The Chofetz Chayim has it in for borscht on Rosh Hashanah. It’s a close call for pickled herring as well.
...יש נמנעים לבשל בר"ה מיני חומץ בארש"ט וכדומה וע"כ האוכלים דגים לסימנא שיפרו וירבו כדגים אין מבשלין אותן בחומץ.
“…there are those who refrain on Rosh Hashanah from cooking sour foods, such as borscht. Therefore, those who eat fish as a sign of fertility should not cook them in vinegar.” – Mishna Berura 583:5
Granted, this passage reflects custom more than law, but for avid herring grazers like myself, it is certainly cause for pause. The broader passage is about the symbolic foods of Rosh Hashanah, items meant to express our hopes for a sweet, productive, faithful, and righteous new year. Conversely, we are encouraged to abstain from foods associated with negative traits: Sour borscht, walnuts (alphanumerically equivalent to sin), dark grapes (fruit of Adam and Eve’s sin, according to the Zohar,) and items that are generally sour, bitter, and spicy. (Umami emerges unscathed.)
Regardless of one’s culinary customs on Rosh Hashanah, the same passage concludes with a note of profound inspiration:
והנה כל אלו הענינים עושין הכל לסימן טוב ולכן פשיטא שיזהר מאד שלא יכעוס בימים האלו מלבד גודל האיסור כדי שיהיה לסימן טוב רק יהיה שמח לבו ובטוח בד' עם התשובה ומעש"ט.
“Behold, all of these culinary customs are upheld in hopes of initiating good signs/blessings.
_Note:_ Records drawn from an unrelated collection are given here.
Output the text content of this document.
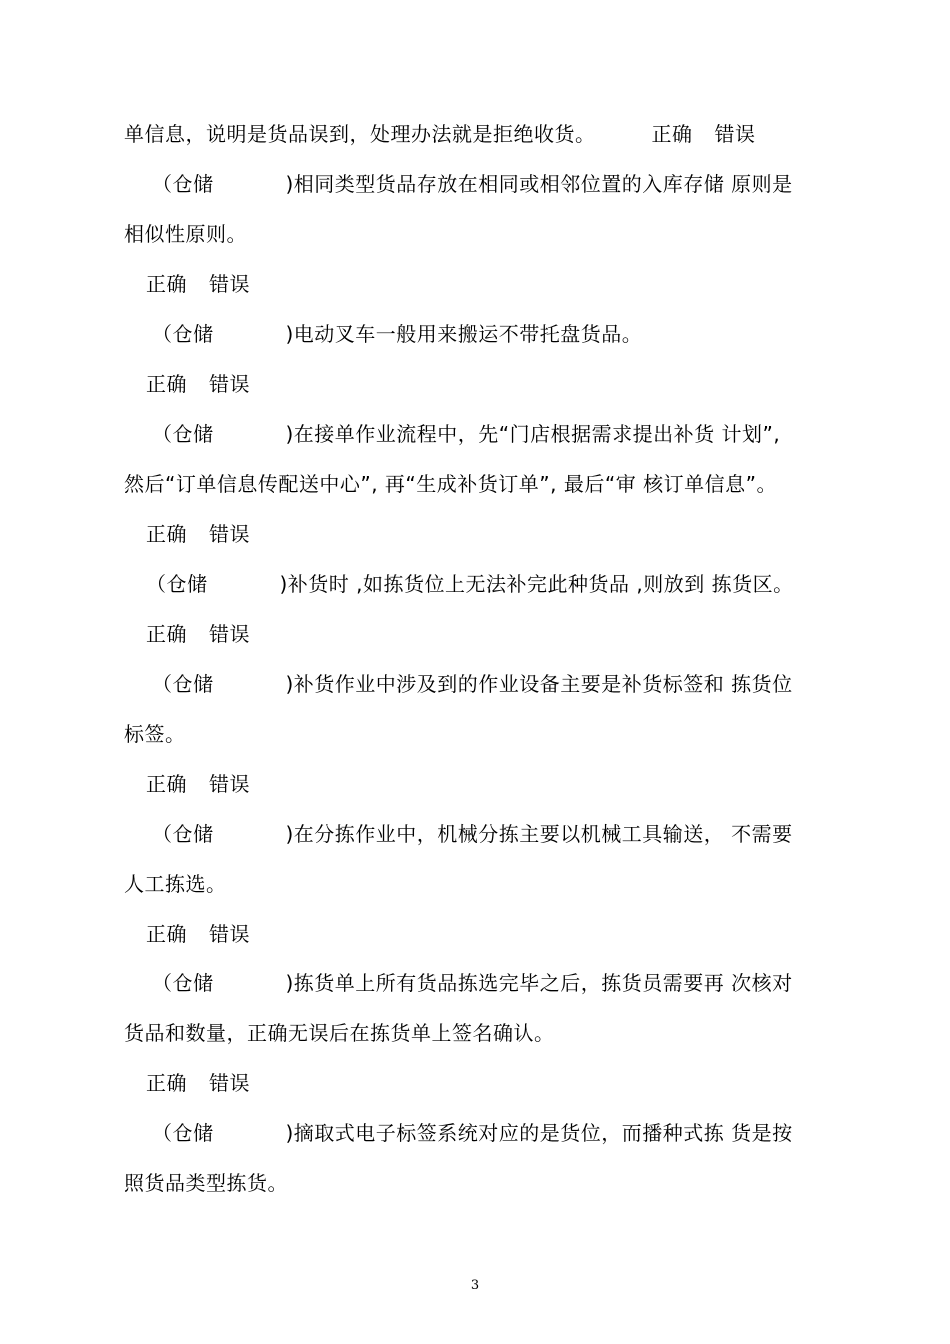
单信息，说明是货品误到，处理办法就是拒绝收货。	正确 错误
（仓储	)相同类型货品存放在相同或相邻位置的入库存储 原则是
相似性原则。
正确 错误
（仓储	)电动叉车一般用来搬运不带托盘货品。
正确 错误
（仓储	)在接单作业流程中，先“门店根据需求提出补货 计划”,
然后“订单信息传配送中心”, 再“生成补货订单”, 最后“审 核订单信息”。
正确 错误
（仓储	)补货时 ,如拣货位上无法补完此种货品 ,则放到 拣货区。
正确 错误
（仓储	)补货作业中涉及到的作业设备主要是补货标签和 拣货位
标签。
正确 错误
（仓储	)在分拣作业中，机械分拣主要以机械工具输送， 不需要
人工拣选。
正确 错误
（仓储	)拣货单上所有货品拣选完毕之后，拣货员需要再 次核对
货品和数量，正确无误后在拣货单上签名确认。
正确 错误
（仓储	)摘取式电子标签系统对应的是货位，而播种式拣 货是按
照货品类型拣货。
3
Therefore it is obvious that one must be exceedingly careful to avoid anger during these days, aside from the strong year-round prohibition…rather one should try to be joyous of heart and trusting in Hashem, along with one’s acts of repentance and righteous deeds.” Mishna Berura 583:5
Maintaining equanimity and inner joy can be a daunting task around the holidays. Then again, no one ever said Rosh Hashanah was easy. Thankfully, the Talmud provides additional inspiration to bolster our efforts.
במדה שאדם מודד בה מודדין לו.
“With the measure that one judges another, so is one judged” – Talmud Bavli, Sota 8b.
Similarly: כל המעביר על מדותיו מעבירין לו על כל פשעיו
Loosely translated: If one is willing to overlook some of the personal offenses caused by others, Hashem responds in kind and overlooks one’s shortcomings. – Talmud Bavli, Rosh Hashanah 17a
This adage is accompanied by the story of the great Rav Huna, (3rd c. Bavel) leader of the venerable Sura yeshiva, falling gravely ill to the point that burial shrouds were prepared. However, upon his miraculous recovery, Rav Huna proclaims the reason for Hashem’s mercy.
“The Holy One, Blessed be He, said to the heavenly court: Since he does not stand on his rights, you too should not be exacting with him in his judgment.”
The divine clemency had nothing to do with borscht and herring. No doubt, Rav Huna was meticulous in his observance of law and custom. However, what ultimately spared his life was that he made allowances for others, and consequently, Hashem intervened to pull Rav Huna back from the grave.
One final note about the timing of Rosh Hashanah and its subtle message of forbearance and flexibility. Rosh Hashanah marks the conclusion of the Shiva D’nechemta, the seven weeks of consolation emerging from the Fast of Tisha B’Av. Prominent among the tragedies we mourn on Tisha B’Av is the social breakdown and internecine spats that pushed away our loving God and opened doors for our enemies. Digging deeper into the mire reveals one of the root causes of such strife, a cause highlighted by the ‘Kamtza and bar Kamtza’ saga (Talmud Bavli, Gittin 55-56) as well as by a lament of Rabbi Yochanan: “Jerusalem was only destroyed, because they judged by din Torah (rigorous/strict law)…and did not go beyond the line/letter of the law.” - Talmud Bavli, Bava Mezia 30b
Put otherwise, what plagued our people and contributed to our downfall was an unwarranted measure of rigidity and intolerance. It infected judges and courts, and it infected socialite gatherings and parties such as the one where Bar Kamtza pleaded his case in vain. This is the low point from which we gradually ascend through the months of Av and Elul, looking for healing and reconciliation with the Almighty. In pursuit of that reconciliation, we pull out all the stops. One hundred shofar blasts, teshuva, tefillah, and tzedakah, but also apples and honey, pomegranates, leeks, fish (sans brine) whatever it takes!!! And so...
The Chofetz Chayim goes beyond the borscht, channeling Talmudic wisdom and the scars of our history to remind us of that which is “pshita” – obvious: If it is divine reconciliation that we seek, let us go the extra mile to reconcile with one another. May we be partners in the creation of a blessed New Year of tolerance, forbearance, and mutual respect.